Before cutting bamboo, sterilize the knife using a household disinfectant, such as diluted bleach or rubbing alcohol
Step 2. Soak the bottom bamboo cutting book in a container of water, and place it in a bright location
The bottom bamboo knuckle should be submerged in water so that the cuttings have sufficient space to grow roots. Place the cuttings in a location that gets indirect sunlight for about 6 hours with a temperature over 13°C.
If possible, choose a clear container so you can see the roots growing
Step 3. Change the water every two days
Stagnant water will quickly run out of oxygen, especially if you grow bamboo there. By changing the water regularly, the plant will always get the nutrients it needs to grow.
Step 4. Transfer the bamboo cuttings to the pot when the roots have reached a length of about 5 cm
Cuttings take several weeks to develop roots. Once the roots reach a length of about 5 cm, transfer the cuttings into a pot or soil so the plant can continue to grow. Plant the cuttings about 3 centimeters deep.
Method 3 of 3: Growing Bamboo from Its Rhizomes
Step 1. Use a sharp knife to cut bamboo rhizomes that have 2-3 growth shoots
Carefully dismantle the soil around the bamboo root system. Look for parts of the rhizome that have 2 or 3 growth shoots (the area where the bamboo stem will grow later). To get the rhizome, you may have to cut the bamboo stem first. Use a sharp knife to cut the desired rhizome.
- Do not choose rhizomes with dark or uneven colors. This indicates if the rhizome is attacked by pests or diseases. Rhizome like this will not be able to grow well.
- Only take rhizomes from strong bamboo clumps. Otherwise, you could harm the bamboo clump.
Step 2. Place the rhizome in the pot horizontally with the shoots on top
First, enter the planting medium into the pot. Place the rhizome with the part of the newly growing shoot on top. If there are parts of the bamboo stem that are carried by the rhizome, let the ends of the bamboo sticks stick out above the ground.
Step 3. Cover the rhizome with planting medium about 8 centimeters high
Cover the rhizome with planting media so that the bamboo grows and develops. Press the soil firmly so that it adheres tightly to the bamboo rhizome.

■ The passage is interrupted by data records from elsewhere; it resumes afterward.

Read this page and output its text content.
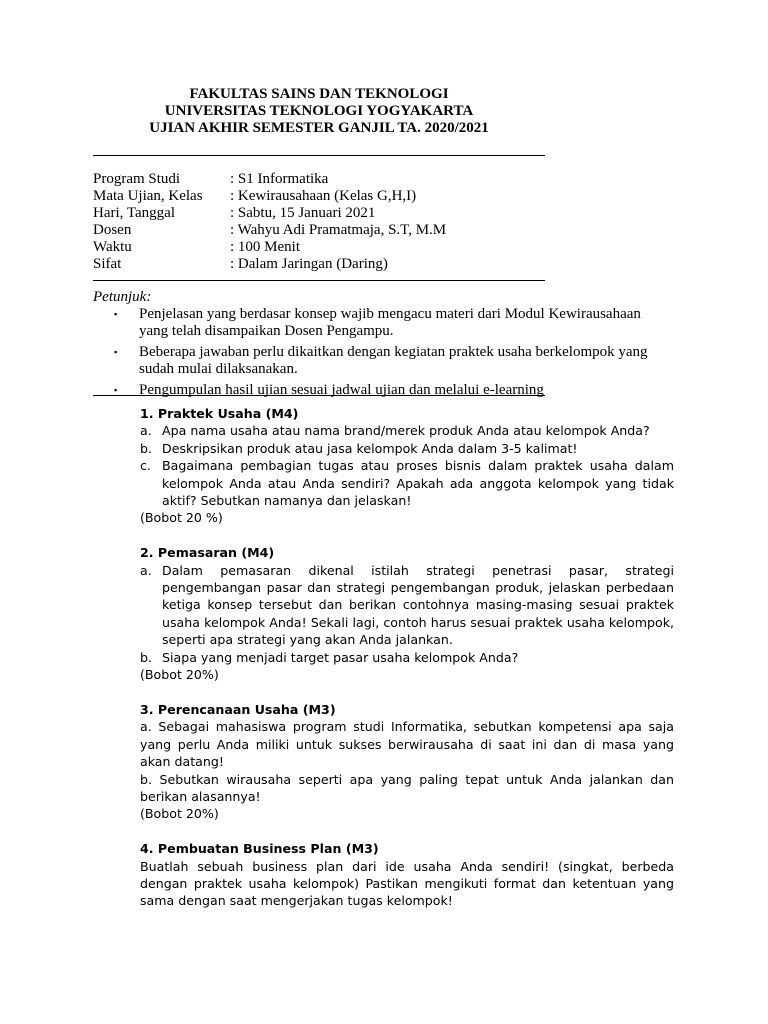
FAKULTAS SAINS DAN TEKNOLOGI
UNIVERSITAS TEKNOLOGI YOGYAKARTA
UJIAN AKHIR SEMESTER GANJIL TA. 2020/2021
Program Studi	: S1 Informatika
Mata Ujian, Kelas	: Kewirausahaan (Kelas G,H,I)
Hari, Tanggal	: Sabtu, 15 Januari 2021
Dosen	: Wahyu Adi Pramatmaja, S.T, M.M
Waktu	: 100 Menit
Sifat	: Dalam Jaringan (Daring)
Petunjuk:
▪	Penjelasan yang berdasar konsep wajib mengacu materi dari Modul Kewirausahaan yang telah disampaikan Dosen Pengampu.
▪	Beberapa jawaban perlu dikaitkan dengan kegiatan praktek usaha berkelompok yang sudah mulai dilaksanakan.
▪	Pengumpulan hasil ujian sesuai jadwal ujian dan melalui e-learning
1. Praktek Usaha (M4)
a. Apa nama usaha atau nama brand/merek produk Anda atau kelompok Anda?
b. Deskripsikan produk atau jasa kelompok Anda dalam 3-5 kalimat!
c. Bagaimana pembagian tugas atau proses bisnis dalam praktek usaha dalam kelompok Anda atau Anda sendiri? Apakah ada anggota kelompok yang tidak aktif? Sebutkan namanya dan jelaskan!
(Bobot 20 %)
2. Pemasaran (M4)
a. Dalam pemasaran dikenal istilah strategi penetrasi pasar, strategi pengembangan pasar dan strategi pengembangan produk, jelaskan perbedaan ketiga konsep tersebut dan berikan contohnya masing-masing sesuai praktek usaha kelompok Anda! Sekali lagi, contoh harus sesuai praktek usaha kelompok, seperti apa strategi yang akan Anda jalankan.
b. Siapa yang menjadi target pasar usaha kelompok Anda?
(Bobot 20%)
3. Perencanaan Usaha (M3)
a. Sebagai mahasiswa program studi Informatika, sebutkan kompetensi apa saja yang perlu Anda miliki untuk sukses berwirausaha di saat ini dan di masa yang akan datang!
b. Sebutkan wirausaha seperti apa yang paling tepat untuk Anda jalankan dan berikan alasannya!
(Bobot 20%)
4. Pembuatan Business Plan (M3)
Buatlah sebuah business plan dari ide usaha Anda sendiri! (singkat, berbeda dengan praktek usaha kelompok) Pastikan mengikuti format dan ketentuan yang sama dengan saat mengerjakan tugas kelompok!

Step 4. Flush the planting media with gembor
The soil should be very moist, but not muddy on the surface. Dig your finger into the soil until it reaches the second knuckle to make sure the soil is completely damp.
- Check the humidity of the growing media every day with your fingers. If it feels dry, water until the soil is damp, but not soaking wet.
- Too much water can make the rhizome rot. So, don't over-water it.
Step 5. Place the pot in a shady location for 4 to 6 weeks
Keep the pot out of direct sunlight. The best locations are next to a shaded outer wall or in the shade of a large tree. Bamboo shoots and roots will appear within 4 to 6 weeks.